An older gentleman flagged me down tonight as I walked home tonight in the rain without an umbrella. "Miss! Miss! Where are you going?" I told him, and he insisted on walking with me to keep me dry, because it wasn't far from where he was headed.
He introduced himself, and I told him my name. He explained to me how his surgeon friend gave him a tip about how to always dress in light layers in the winter, so as not to sweat. If you do this, he said, you will never get the flu. "I haven't had a cold in 18 long years!" he happily declared. I was further informed of how I should consider a freezing cold water numbing option at the dentist (because it is such high technology, I don't even need Novocaine).

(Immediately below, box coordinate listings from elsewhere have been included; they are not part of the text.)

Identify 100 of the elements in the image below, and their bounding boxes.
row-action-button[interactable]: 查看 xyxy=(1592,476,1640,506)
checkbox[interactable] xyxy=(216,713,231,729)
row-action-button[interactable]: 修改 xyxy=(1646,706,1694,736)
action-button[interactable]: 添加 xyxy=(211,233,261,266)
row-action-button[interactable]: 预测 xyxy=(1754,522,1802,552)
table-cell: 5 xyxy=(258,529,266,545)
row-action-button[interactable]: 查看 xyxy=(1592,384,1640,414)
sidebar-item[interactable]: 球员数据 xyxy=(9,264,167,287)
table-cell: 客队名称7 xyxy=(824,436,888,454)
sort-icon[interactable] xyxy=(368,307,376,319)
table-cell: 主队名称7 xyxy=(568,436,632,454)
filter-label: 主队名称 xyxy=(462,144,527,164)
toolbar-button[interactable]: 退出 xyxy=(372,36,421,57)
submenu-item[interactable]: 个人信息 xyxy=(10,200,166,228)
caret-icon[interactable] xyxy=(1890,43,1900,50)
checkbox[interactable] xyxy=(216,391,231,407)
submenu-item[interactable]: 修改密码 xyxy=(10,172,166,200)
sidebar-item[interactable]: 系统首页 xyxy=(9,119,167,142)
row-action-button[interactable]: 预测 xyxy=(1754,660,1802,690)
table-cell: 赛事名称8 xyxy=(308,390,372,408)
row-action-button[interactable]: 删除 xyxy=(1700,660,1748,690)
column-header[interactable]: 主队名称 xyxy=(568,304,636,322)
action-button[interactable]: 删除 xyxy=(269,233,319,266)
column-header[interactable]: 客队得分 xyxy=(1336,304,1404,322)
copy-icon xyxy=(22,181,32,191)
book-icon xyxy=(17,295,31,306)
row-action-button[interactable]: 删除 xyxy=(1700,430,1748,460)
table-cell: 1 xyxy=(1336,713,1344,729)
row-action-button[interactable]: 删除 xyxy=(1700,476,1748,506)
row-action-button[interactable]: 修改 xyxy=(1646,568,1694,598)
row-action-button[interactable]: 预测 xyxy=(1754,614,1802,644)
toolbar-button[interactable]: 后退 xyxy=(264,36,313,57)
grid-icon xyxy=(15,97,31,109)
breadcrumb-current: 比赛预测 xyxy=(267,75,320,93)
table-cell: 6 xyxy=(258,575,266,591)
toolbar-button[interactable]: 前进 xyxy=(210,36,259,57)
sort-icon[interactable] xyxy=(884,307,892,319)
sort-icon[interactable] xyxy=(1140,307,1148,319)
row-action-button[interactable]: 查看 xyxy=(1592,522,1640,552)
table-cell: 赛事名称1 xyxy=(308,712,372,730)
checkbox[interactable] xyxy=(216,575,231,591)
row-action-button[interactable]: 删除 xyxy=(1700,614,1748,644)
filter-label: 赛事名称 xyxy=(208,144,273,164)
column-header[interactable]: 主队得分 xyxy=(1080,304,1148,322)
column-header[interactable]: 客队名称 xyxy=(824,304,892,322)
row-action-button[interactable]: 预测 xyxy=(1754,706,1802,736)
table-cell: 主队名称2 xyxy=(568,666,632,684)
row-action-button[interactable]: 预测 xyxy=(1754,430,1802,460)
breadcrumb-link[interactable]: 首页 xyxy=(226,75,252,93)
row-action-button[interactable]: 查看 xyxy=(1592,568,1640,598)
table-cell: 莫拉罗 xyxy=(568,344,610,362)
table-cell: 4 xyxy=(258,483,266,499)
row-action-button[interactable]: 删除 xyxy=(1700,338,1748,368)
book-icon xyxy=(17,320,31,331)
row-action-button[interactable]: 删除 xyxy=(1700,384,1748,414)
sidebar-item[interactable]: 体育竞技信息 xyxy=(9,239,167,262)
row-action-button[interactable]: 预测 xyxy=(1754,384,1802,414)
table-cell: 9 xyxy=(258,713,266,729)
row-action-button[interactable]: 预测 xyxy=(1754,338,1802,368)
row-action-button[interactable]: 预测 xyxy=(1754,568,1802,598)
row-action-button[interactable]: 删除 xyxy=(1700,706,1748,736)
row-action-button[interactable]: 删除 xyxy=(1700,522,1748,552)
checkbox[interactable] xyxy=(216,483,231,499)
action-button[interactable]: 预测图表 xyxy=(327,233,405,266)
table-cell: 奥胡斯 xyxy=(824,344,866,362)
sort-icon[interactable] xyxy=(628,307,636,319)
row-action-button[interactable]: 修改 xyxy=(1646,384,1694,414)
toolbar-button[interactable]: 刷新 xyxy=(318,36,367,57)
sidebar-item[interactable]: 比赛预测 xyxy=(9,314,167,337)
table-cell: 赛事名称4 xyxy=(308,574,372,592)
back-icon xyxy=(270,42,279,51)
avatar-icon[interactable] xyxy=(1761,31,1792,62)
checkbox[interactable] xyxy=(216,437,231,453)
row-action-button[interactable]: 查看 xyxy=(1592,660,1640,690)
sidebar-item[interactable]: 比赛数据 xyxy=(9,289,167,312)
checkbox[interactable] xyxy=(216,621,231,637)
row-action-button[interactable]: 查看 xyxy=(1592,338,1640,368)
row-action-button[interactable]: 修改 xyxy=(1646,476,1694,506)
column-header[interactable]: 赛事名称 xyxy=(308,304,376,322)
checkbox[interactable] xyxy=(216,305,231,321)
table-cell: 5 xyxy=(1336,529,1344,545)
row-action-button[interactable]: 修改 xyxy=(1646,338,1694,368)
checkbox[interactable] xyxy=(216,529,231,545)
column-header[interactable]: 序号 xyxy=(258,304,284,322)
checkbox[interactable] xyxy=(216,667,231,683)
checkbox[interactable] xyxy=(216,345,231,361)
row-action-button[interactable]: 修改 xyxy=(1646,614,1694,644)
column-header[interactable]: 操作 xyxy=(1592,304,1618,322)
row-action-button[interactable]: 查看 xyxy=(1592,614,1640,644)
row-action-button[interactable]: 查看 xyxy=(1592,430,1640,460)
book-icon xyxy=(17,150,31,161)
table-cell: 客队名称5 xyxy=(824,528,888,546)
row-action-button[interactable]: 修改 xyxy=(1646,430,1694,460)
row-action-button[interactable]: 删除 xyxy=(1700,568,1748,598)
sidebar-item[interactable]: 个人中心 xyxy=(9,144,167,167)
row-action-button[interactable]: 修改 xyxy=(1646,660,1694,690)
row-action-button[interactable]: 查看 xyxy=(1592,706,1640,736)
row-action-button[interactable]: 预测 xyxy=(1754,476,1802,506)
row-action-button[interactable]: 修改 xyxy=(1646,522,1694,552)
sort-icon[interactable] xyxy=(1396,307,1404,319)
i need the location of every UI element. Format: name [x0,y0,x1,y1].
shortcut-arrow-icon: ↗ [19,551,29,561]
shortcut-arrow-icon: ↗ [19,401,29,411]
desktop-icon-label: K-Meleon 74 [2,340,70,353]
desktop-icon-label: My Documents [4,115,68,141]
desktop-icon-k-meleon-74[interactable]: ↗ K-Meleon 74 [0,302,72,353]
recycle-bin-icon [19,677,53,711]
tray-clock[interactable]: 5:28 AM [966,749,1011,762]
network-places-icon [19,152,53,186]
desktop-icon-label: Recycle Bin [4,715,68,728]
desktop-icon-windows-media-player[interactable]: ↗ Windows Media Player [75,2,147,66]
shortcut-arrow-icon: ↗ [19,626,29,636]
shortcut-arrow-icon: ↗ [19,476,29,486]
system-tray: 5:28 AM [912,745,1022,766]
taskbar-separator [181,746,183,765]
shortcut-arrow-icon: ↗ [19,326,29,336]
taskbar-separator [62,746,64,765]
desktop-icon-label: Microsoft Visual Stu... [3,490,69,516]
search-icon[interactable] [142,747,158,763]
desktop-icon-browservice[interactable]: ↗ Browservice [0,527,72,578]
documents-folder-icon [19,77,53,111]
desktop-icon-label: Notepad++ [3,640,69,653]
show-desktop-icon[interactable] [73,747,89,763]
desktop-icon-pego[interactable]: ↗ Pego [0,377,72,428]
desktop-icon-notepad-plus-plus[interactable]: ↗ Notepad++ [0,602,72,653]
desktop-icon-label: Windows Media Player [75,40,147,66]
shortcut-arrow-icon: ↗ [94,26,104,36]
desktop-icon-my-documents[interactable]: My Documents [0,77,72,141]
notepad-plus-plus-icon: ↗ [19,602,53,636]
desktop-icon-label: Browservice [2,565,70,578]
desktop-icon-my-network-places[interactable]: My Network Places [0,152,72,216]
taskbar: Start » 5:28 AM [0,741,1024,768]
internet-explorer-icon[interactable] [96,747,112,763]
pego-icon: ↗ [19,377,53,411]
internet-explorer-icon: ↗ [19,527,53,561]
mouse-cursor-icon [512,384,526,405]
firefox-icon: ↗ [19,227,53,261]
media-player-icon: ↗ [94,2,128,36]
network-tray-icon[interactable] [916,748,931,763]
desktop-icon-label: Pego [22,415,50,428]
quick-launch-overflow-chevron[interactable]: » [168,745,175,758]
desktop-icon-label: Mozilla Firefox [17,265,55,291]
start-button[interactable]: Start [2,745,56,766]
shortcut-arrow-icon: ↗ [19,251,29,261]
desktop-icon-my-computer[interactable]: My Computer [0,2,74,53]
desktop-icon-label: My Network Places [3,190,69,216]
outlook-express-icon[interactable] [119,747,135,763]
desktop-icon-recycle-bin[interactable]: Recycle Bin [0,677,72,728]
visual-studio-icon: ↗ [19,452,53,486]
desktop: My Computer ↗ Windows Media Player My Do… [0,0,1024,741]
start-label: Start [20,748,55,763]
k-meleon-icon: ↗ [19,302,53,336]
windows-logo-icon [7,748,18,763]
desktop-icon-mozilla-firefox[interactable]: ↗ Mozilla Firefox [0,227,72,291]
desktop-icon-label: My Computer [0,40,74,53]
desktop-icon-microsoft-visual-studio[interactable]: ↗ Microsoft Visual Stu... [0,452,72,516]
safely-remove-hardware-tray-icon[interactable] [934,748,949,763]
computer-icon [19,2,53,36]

"Do you have a boyfriend?" he asked as his next non sequiter. I told him I did, and that in fact, I had a fiancé and am getting married in two months. He advised me not to do it, telling me that that marriage was just a piece of paper and asked a rhetorical question about why I would want to change something if it already works.
He had just come from his girlfriend Isabella's house a few blocks away. He told me he had gotten her a fourteen karat gold ring with a blue topaz for their fifth anniversary, and that it had cost him about $700. He asked if I wanted to know what he got her for their tenth, and warned me that he didn't have any smelling salts, and that I might fall over. The gift was a gold necklace with her name plate and 35 tiny diamonds!
He then told me how I could "psychologically" go about getting my fiancé to buy me a gold and topaz ring: I should tell Nick over a cup of coffee that I had seen this book on the ground and in the pages was a picture of this beautiful gold topaz ring, and that ever since, I couldn't stop thinking about it.
He finally wrapped up the mostly one-sided conversation on my doorstep. "Good luck with your boyfriend! God Bless You," he said. And we parted ways.